The discovery could have a significant impact on our understanding of ventilation systems and the role they play in ocean ecosystems, the scientists say.
The deposit was discovered by a team of scientists using autonomous submersibles to map the seafloor at depths inhospitable to human explorers.
In data obtained from Woods Hole Oceanographic Institution’s AUV Sentry, the team saw an area of huge spiers up to three stories high, 2,560 meters below the surface.
Initially, the team thought the vents were extinct, but a closer look showed otherwise.

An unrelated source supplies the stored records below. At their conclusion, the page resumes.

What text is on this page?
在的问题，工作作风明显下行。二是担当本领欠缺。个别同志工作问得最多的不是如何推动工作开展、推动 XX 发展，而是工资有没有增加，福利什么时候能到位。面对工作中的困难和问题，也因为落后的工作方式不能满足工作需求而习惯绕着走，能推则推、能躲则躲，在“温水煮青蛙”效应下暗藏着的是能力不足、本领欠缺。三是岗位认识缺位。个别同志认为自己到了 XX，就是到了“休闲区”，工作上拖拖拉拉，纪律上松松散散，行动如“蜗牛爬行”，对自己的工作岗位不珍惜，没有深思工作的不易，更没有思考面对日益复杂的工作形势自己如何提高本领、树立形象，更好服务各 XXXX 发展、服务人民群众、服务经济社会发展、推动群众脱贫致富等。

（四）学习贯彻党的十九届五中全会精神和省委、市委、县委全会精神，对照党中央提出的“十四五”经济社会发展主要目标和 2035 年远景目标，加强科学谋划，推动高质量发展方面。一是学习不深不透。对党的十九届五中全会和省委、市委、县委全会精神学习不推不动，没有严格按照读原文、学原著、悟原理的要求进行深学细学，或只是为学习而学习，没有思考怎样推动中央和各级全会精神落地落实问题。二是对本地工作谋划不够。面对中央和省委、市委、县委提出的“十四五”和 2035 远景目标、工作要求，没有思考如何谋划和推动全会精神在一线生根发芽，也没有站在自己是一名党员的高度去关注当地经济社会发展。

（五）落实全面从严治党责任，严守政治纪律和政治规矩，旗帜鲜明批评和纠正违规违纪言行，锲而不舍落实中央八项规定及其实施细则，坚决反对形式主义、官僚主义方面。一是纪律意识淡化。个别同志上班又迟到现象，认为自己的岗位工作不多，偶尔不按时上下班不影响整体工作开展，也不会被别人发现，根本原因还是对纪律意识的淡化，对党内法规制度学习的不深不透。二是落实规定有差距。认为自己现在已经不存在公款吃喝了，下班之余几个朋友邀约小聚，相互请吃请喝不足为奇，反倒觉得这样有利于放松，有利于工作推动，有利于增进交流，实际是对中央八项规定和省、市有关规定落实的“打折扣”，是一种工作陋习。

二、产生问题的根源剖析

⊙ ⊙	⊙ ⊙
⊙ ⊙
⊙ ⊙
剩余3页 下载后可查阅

“We were amazed that not only was the field very active, but it was larger in area and warmer than any other hydrothermal field known along this part of the East Pacific Rise that has been studied over the past 30 years,” says marine geologist Daniel Fornari of WHOI.
Hydrothermal vents are home to some of the most spectacular ecosystems on earth. These are openings in the seafloor where heat and chemicals escape from our planet’s crust, usually associated with volcanic activity.
The vents themselves can be scalding hot, over 400 degrees Celsius, but life thrives in their immediate vicinity.
Most life on Earth depends on the photosynthetic food web, but in bathypelagic darkness, life takes a different path.
The chemicals deposited by the vents feed the chemosynthesis-based food web, using chemical reactions to generate energy rather than sunlight.
Not only is this amazing evidence that “life finds a way,” it also reveals the mechanism by which life can exist on other worlds, such as the solar system’s icy moons Enceladus and Europa.